Coronal mass ejections (CME) are less well-known than solar flares and sunspots, but inner Solar System travelers must watch out for them. Protons and electrons in a strong magnetic field form CMEs. A geomagnetic storm caused by the Carrington Event in 1859 shocked and damaged telegraph operators, revealing their existence.
Since then, Earth hasn’t experienced anything like that, though smaller events have had worse effects in countries with more technology. Similar-sized CMEs have been seen and fired in other directions. Space is big, so most CMEs miss Earth.
Parker passed through a powerful CME racing away from the Sun on September 5, 2022, on its way to its closest solar approach the following day. NASA released an investigation. The brave probe has continued to collect data since, and the report reveals something about CMEs’ effects on the inner Solar System and the instrument sent to observe them.
Parker confirmed a 20-year-old theory that CMEs collect dust, ionize it, and push it away from the Sun, according to the study. “These interactions between CMEs and dust were theorized two decades ago, but had not been observed until Parker Solar Probe saw a CME act like a vacuum cleaner, clearing dust out of its path,” said Dr. Guillermo Stenborg of the Johns Hopkins Applied Physics Laboratory.
Asteroid collisions and comets melting their ice leave dust. It causes meteors and zodiacal light.
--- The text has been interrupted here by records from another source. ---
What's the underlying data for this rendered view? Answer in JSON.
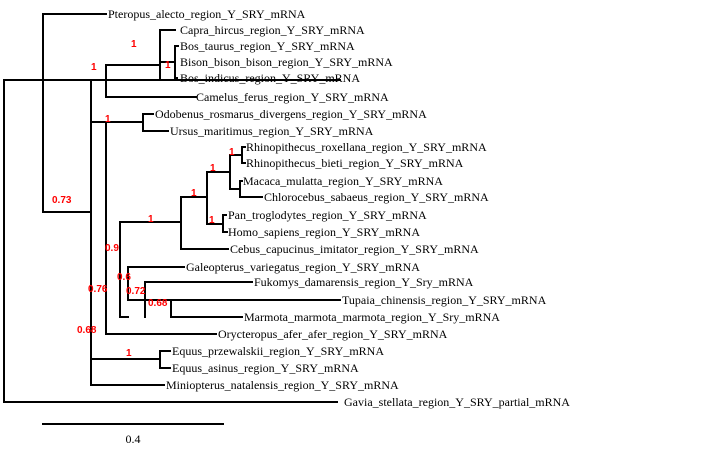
{
  "tree": {
    "taxa": [
      {
        "id": "pteropus",
        "label": "Pteropus_alecto_region_Y_SRY_mRNA"
      },
      {
        "id": "capra",
        "label": "Capra_hircus_region_Y_SRY_mRNA"
      },
      {
        "id": "bos-taurus",
        "label": "Bos_taurus_region_Y_SRY_mRNA"
      },
      {
        "id": "bison",
        "label": "Bison_bison_bison_region_Y_SRY_mRNA"
      },
      {
        "id": "bos-indicus",
        "label": "Bos_indicus_region_Y_SRY_mRNA"
      },
      {
        "id": "camelus",
        "label": "Camelus_ferus_region_Y_SRY_mRNA"
      },
      {
        "id": "odobenus",
        "label": "Odobenus_rosmarus_divergens_region_Y_SRY_mRNA"
      },
      {
        "id": "ursus",
        "label": "Ursus_maritimus_region_Y_SRY_mRNA"
      },
      {
        "id": "rhino-rox",
        "label": "Rhinopithecus_roxellana_region_Y_SRY_mRNA"
      },
      {
        "id": "rhino-bieti",
        "label": "Rhinopithecus_bieti_region_Y_SRY_mRNA"
      },
      {
        "id": "macaca",
        "label": "Macaca_mulatta_region_Y_SRY_mRNA"
      },
      {
        "id": "chlorocebus",
        "label": "Chlorocebus_sabaeus_region_Y_SRY_mRNA"
      },
      {
        "id": "pan",
        "label": "Pan_troglodytes_region_Y_SRY_mRNA"
      },
      {
        "id": "homo",
        "label": "Homo_sapiens_region_Y_SRY_mRNA"
      },
      {
        "id": "cebus",
        "label": "Cebus_capucinus_imitator_region_Y_SRY_mRNA"
      },
      {
        "id": "galeopterus",
        "label": "Galeopterus_variegatus_region_Y_SRY_mRNA"
      },
      {
        "id": "fukomys",
        "label": "Fukomys_damarensis_region_Y_Sry_mRNA"
      },
      {
        "id": "tupaia",
        "label": "Tupaia_chinensis_region_Y_SRY_mRNA"
      },
      {
        "id": "marmota",
        "label": "Marmota_marmota_marmota_region_Y_Sry_mRNA"
      },
      {
        "id": "orycteropus",
        "label": "Orycteropus_afer_afer_region_Y_SRY_mRNA"
      },
      {
        "id": "equus-prz",
        "label": "Equus_przewalskii_region_Y_SRY_mRNA"
      },
      {
        "id": "equus-asinus",
        "label": "Equus_asinus_region_Y_SRY_mRNA"
      },
      {
        "id": "miniopterus",
        "label": "Miniopterus_natalensis_region_Y_SRY_mRNA"
      },
      {
        "id": "gavia",
        "label": "Gavia_stellata_region_Y_SRY_partial_mRNA"
      }
    ],
    "support_values": [
      {
        "id": "bovid-capra",
        "value": "1"
      },
      {
        "id": "bison-indicus",
        "value": "1"
      },
      {
        "id": "ruminant-camel",
        "value": "1"
      },
      {
        "id": "main-clade",
        "value": "0.73"
      },
      {
        "id": "carnivores",
        "value": "1"
      },
      {
        "id": "rhinopithecus",
        "value": "1"
      },
      {
        "id": "old-world-monkeys",
        "value": "1"
      },
      {
        "id": "catarrhines",
        "value": "1"
      },
      {
        "id": "hominids",
        "value": "1"
      },
      {
        "id": "primates",
        "value": "1"
      },
      {
        "id": "euarchontoglires",
        "value": "0.9"
      },
      {
        "id": "glires-tupaia",
        "value": "0.6"
      },
      {
        "id": "fukomys-marmota",
        "value": "0.72"
      },
      {
        "id": "tupaia-marmota",
        "value": "0.68"
      },
      {
        "id": "afro-euarch",
        "value": "0.76"
      },
      {
        "id": "laurasia-rest",
        "value": "0.68"
      },
      {
        "id": "equus",
        "value": "1"
      }
    ],
    "scale_bar": {
      "label": "0.4"
    }
  }
}
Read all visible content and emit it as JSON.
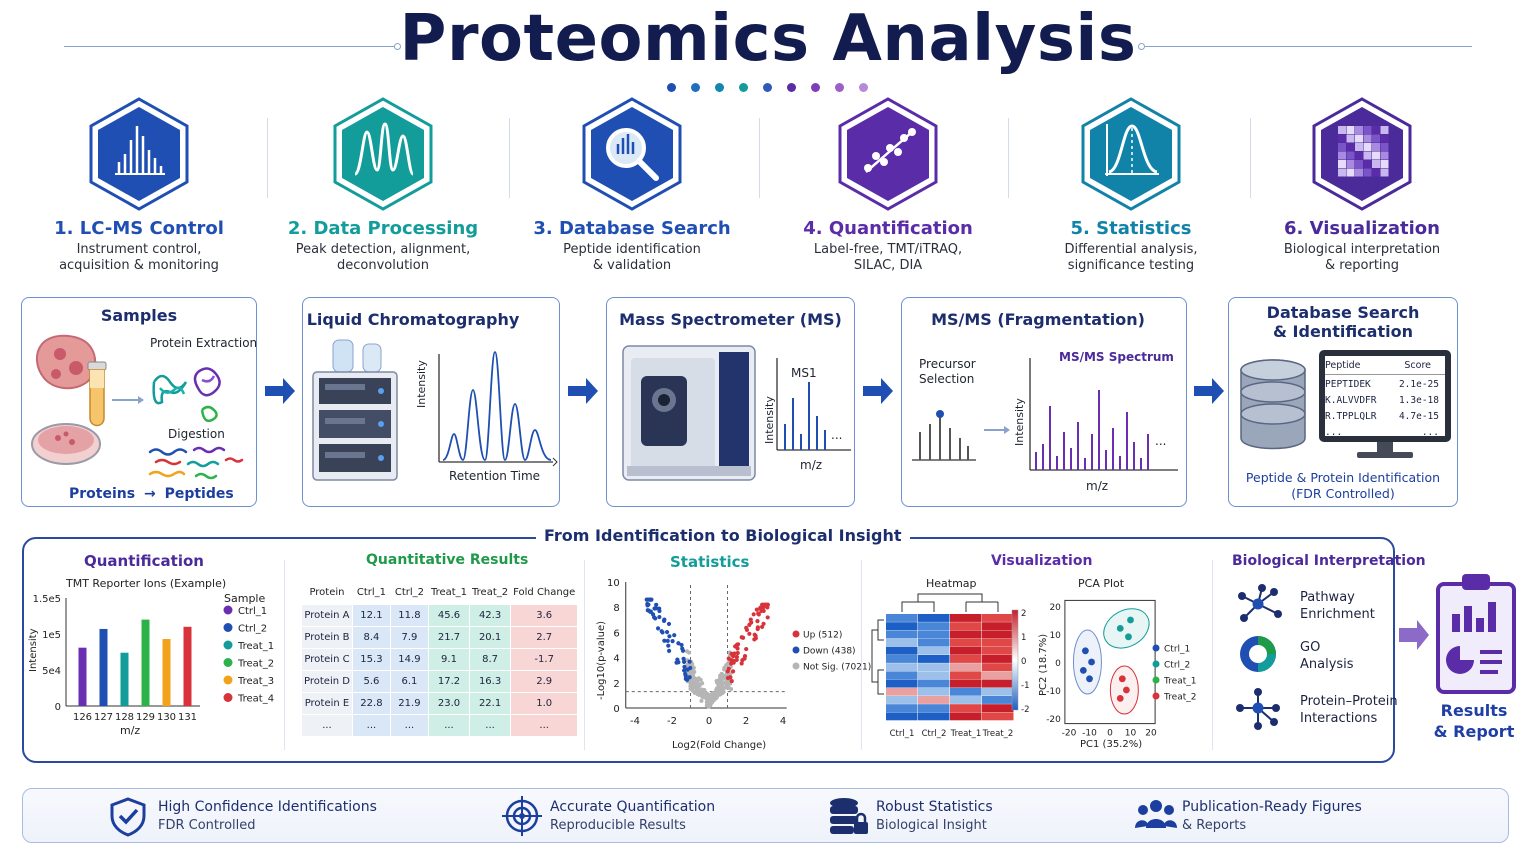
{
  "title": "Proteomics Analysis",
  "colors": {
    "navy": "#131c4f",
    "blue": "#1f4fb3",
    "teal": "#129c9a",
    "purple": "#5a2ca8",
    "red": "#d8333a",
    "green": "#1f9a4a",
    "orange": "#f2a21b"
  },
  "steps": [
    {
      "title": "1. LC-MS Control",
      "desc1": "Instrument control,",
      "desc2": "acquisition & monitoring",
      "color": "#1f4fb3",
      "icon": "bar-spectrum-icon"
    },
    {
      "title": "2. Data Processing",
      "desc1": "Peak detection, alignment,",
      "desc2": "deconvolution",
      "color": "#129c9a",
      "icon": "peaks-icon"
    },
    {
      "title": "3. Database Search",
      "desc1": "Peptide identification",
      "desc2": "& validation",
      "color": "#1f4fb3",
      "icon": "magnifier-icon"
    },
    {
      "title": "4. Quantification",
      "desc1": "Label-free, TMT/iTRAQ,",
      "desc2": "SILAC, DIA",
      "color": "#5a2ca8",
      "icon": "scatter-icon"
    },
    {
      "title": "5. Statistics",
      "desc1": "Differential analysis,",
      "desc2": "significance testing",
      "color": "#1283a8",
      "icon": "bell-curve-icon"
    },
    {
      "title": "6. Visualization",
      "desc1": "Biological interpretation",
      "desc2": "& reporting",
      "color": "#4b2a9a",
      "icon": "heatmap-icon"
    }
  ],
  "panels": {
    "samples": {
      "title": "Samples",
      "extraction": "Protein Extraction",
      "digestion": "Digestion",
      "proteins": "Proteins",
      "arrow": "→",
      "peptides": "Peptides"
    },
    "lc": {
      "title": "Liquid Chromatography",
      "ylabel": "Intensity",
      "xlabel": "Retention Time"
    },
    "ms": {
      "title": "Mass Spectrometer (MS)",
      "ms1": "MS1",
      "ylabel": "Intensity",
      "xlabel": "m/z",
      "ellipsis": "..."
    },
    "msms": {
      "title": "MS/MS (Fragmentation)",
      "precursor1": "Precursor",
      "precursor2": "Selection",
      "spectrum": "MS/MS Spectrum",
      "ylabel": "Intensity",
      "xlabel": "m/z",
      "ellipsis": "..."
    },
    "db": {
      "title1": "Database Search",
      "title2": "& Identification",
      "col1": "Peptide",
      "col2": "Score",
      "rows": [
        [
          "PEPTIDEK",
          "2.1e-25"
        ],
        [
          "K.ALVVDFR",
          "1.3e-18"
        ],
        [
          "R.TPPLQLR",
          "4.7e-15"
        ],
        [
          "...",
          "..."
        ]
      ],
      "foot1": "Peptide & Protein Identification",
      "foot2": "(FDR Controlled)"
    }
  },
  "insight_title": "From Identification to Biological Insight",
  "quant": {
    "title": "Quantification",
    "chart_title": "TMT Reporter Ions (Example)",
    "legend_title": "Sample",
    "ylabel": "Intensity",
    "xlabel": "m/z"
  },
  "chart_data": {
    "type": "bar",
    "title": "TMT Reporter Ions (Example)",
    "xlabel": "m/z",
    "ylabel": "Intensity",
    "categories": [
      "126",
      "127",
      "128",
      "129",
      "130",
      "131"
    ],
    "values": [
      81000,
      107000,
      74000,
      120000,
      93000,
      110000
    ],
    "yticks": [
      "0",
      "5e4",
      "1e5",
      "1.5e5"
    ],
    "ylim": [
      0,
      150000
    ],
    "series_names": [
      "Ctrl_1",
      "Ctrl_2",
      "Treat_1",
      "Treat_2",
      "Treat_3",
      "Treat_4"
    ],
    "series_colors": [
      "#6a2fb0",
      "#1f4fb3",
      "#129c9a",
      "#2bb34a",
      "#f2a21b",
      "#d8333a"
    ],
    "legend": "right"
  },
  "results": {
    "title": "Quantitative Results",
    "headers": [
      "Protein",
      "Ctrl_1",
      "Ctrl_2",
      "Treat_1",
      "Treat_2",
      "Fold Change"
    ],
    "rows": [
      [
        "Protein A",
        "12.1",
        "11.8",
        "45.6",
        "42.3",
        "3.6"
      ],
      [
        "Protein B",
        "8.4",
        "7.9",
        "21.7",
        "20.1",
        "2.7"
      ],
      [
        "Protein C",
        "15.3",
        "14.9",
        "9.1",
        "8.7",
        "-1.7"
      ],
      [
        "Protein D",
        "5.6",
        "6.1",
        "17.2",
        "16.3",
        "2.9"
      ],
      [
        "Protein E",
        "22.8",
        "21.9",
        "23.0",
        "22.1",
        "1.0"
      ],
      [
        "...",
        "...",
        "...",
        "...",
        "...",
        "..."
      ]
    ]
  },
  "volcano": {
    "title": "Statistics",
    "ylabel": "-Log10(p-value)",
    "xlabel": "Log2(Fold Change)",
    "yticks": [
      "0",
      "2",
      "4",
      "6",
      "8",
      "10"
    ],
    "xticks": [
      "-4",
      "-2",
      "0",
      "2",
      "4"
    ],
    "legend": [
      {
        "label": "Up (512)",
        "color": "#d8333a"
      },
      {
        "label": "Down (438)",
        "color": "#1f4fb3"
      },
      {
        "label": "Not Sig. (7021)",
        "color": "#b5b5b5"
      }
    ]
  },
  "viz": {
    "title": "Visualization",
    "heatmap_title": "Heatmap",
    "heat_cols": [
      "Ctrl_1",
      "Ctrl_2",
      "Treat_1",
      "Treat_2"
    ],
    "scale": [
      "2",
      "1",
      "0",
      "-1",
      "-2"
    ],
    "pca_title": "PCA Plot",
    "pca_ylabel": "PC2 (18.7%)",
    "pca_xlabel": "PC1 (35.2%)",
    "pca_yticks": [
      "20",
      "10",
      "0",
      "-10",
      "-20"
    ],
    "pca_xticks": [
      "-20",
      "-10",
      "0",
      "10",
      "20"
    ],
    "pca_legend": [
      {
        "label": "Ctrl_1",
        "color": "#1f4fb3"
      },
      {
        "label": "Ctrl_2",
        "color": "#129c9a"
      },
      {
        "label": "Treat_1",
        "color": "#2bb34a"
      },
      {
        "label": "Treat_2",
        "color": "#d8333a"
      }
    ]
  },
  "bio": {
    "title": "Biological Interpretation",
    "items": [
      {
        "l1": "Pathway",
        "l2": "Enrichment",
        "icon": "network-icon"
      },
      {
        "l1": "GO",
        "l2": "Analysis",
        "icon": "donut-icon"
      },
      {
        "l1": "Protein–Protein",
        "l2": "Interactions",
        "icon": "interaction-icon"
      }
    ]
  },
  "results_report": {
    "l1": "Results",
    "l2": "& Report"
  },
  "footer": [
    {
      "title": "High Confidence Identifications",
      "sub": "FDR Controlled",
      "icon": "shield-check-icon"
    },
    {
      "title": "Accurate Quantification",
      "sub": "Reproducible Results",
      "icon": "target-icon"
    },
    {
      "title": "Robust Statistics",
      "sub": "Biological Insight",
      "icon": "database-lock-icon"
    },
    {
      "title": "Publication-Ready Figures",
      "sub": "& Reports",
      "icon": "people-icon"
    }
  ]
}
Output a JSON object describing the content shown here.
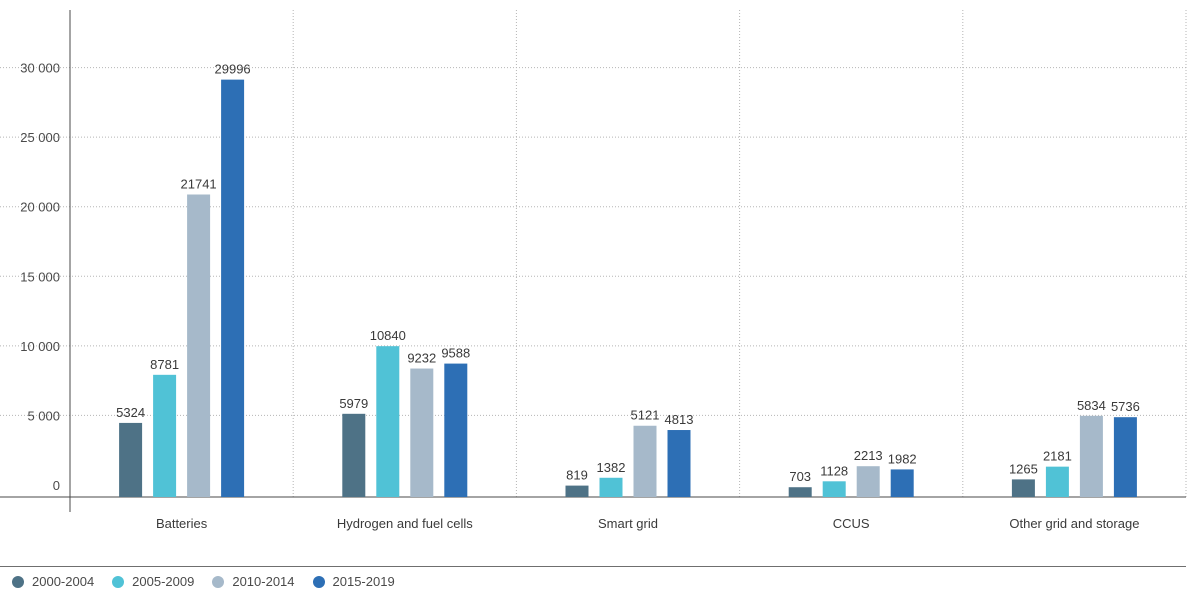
{
  "chart_data": {
    "type": "bar",
    "categories": [
      "Batteries",
      "Hydrogen and fuel cells",
      "Smart grid",
      "CCUS",
      "Other grid and storage"
    ],
    "series": [
      {
        "name": "2000-2004",
        "color": "#4e7286",
        "values": [
          5324,
          5979,
          819,
          703,
          1265
        ],
        "labels": [
          "5324",
          "5979",
          "819",
          "703",
          "1265"
        ]
      },
      {
        "name": "2005-2009",
        "color": "#50c2d6",
        "values": [
          8781,
          10840,
          1382,
          1128,
          2181
        ],
        "labels": [
          "8781",
          "10840",
          "1382",
          "1128",
          "2181"
        ]
      },
      {
        "name": "2010-2014",
        "color": "#a6b9ca",
        "values": [
          21741,
          9232,
          5121,
          2213,
          5834
        ],
        "labels": [
          "21741",
          "9232",
          "5121",
          "2213",
          "5834"
        ]
      },
      {
        "name": "2015-2019",
        "color": "#2d6fb5",
        "values": [
          29996,
          9588,
          4813,
          1982,
          5736
        ],
        "labels": [
          "29996",
          "9588",
          "4813",
          "1982",
          "5736"
        ]
      }
    ],
    "yticks": [
      0,
      5000,
      10000,
      15000,
      20000,
      25000,
      30000
    ],
    "ytick_labels": [
      "0",
      "5 000",
      "10 000",
      "15 000",
      "20 000",
      "25 000",
      "30 000"
    ],
    "ylim": [
      0,
      35000
    ],
    "grid": true,
    "legend_position": "bottom-left"
  }
}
CMEs may help comets shed more evenly, as they shed most near the Sun.
Parker observed that the CME cleared gas up to 10 million kilometers (6 million miles) from the Sun, but other material quickly replenished it.
“Parker has orbited the Sun four times at the same distance, allowing us to compare data from one pass to the next,” Stenborg said. “We isolated dust depletion variations by removing brightness variations due to coronal shifts and other phenomena.”
The Parker Solar Probe, which has broken records for speed and proximity to the Sun, is now a survivor. It was lucky to pass through the CME’s outskirts, but the encounter occurred less than 14 million kilometers (8.7 million miles) from the Sun, a tenth of Earth’s distance. CMEs arrive somewhat dispersed. Parker’s survival shows that instruments can be hardened against so many fast-moving charged particles.
The discovery may improve CME warnings. We can’t predict how fast CMEs will move as they cross the Sun-Earth gap, so current alerts are issued 30 minutes before storms. If dust interactions cause this uncertainty, Parker’s observations may help.
Parker used Venus’s gravity to reduce its orbit last month, bringing it closer to the Sun as the solar cycle heads toward its epic peak. A smaller CME caused spectacular auroras over Scandinavia, Canada, and parts of the US last night, and more could happen tonight.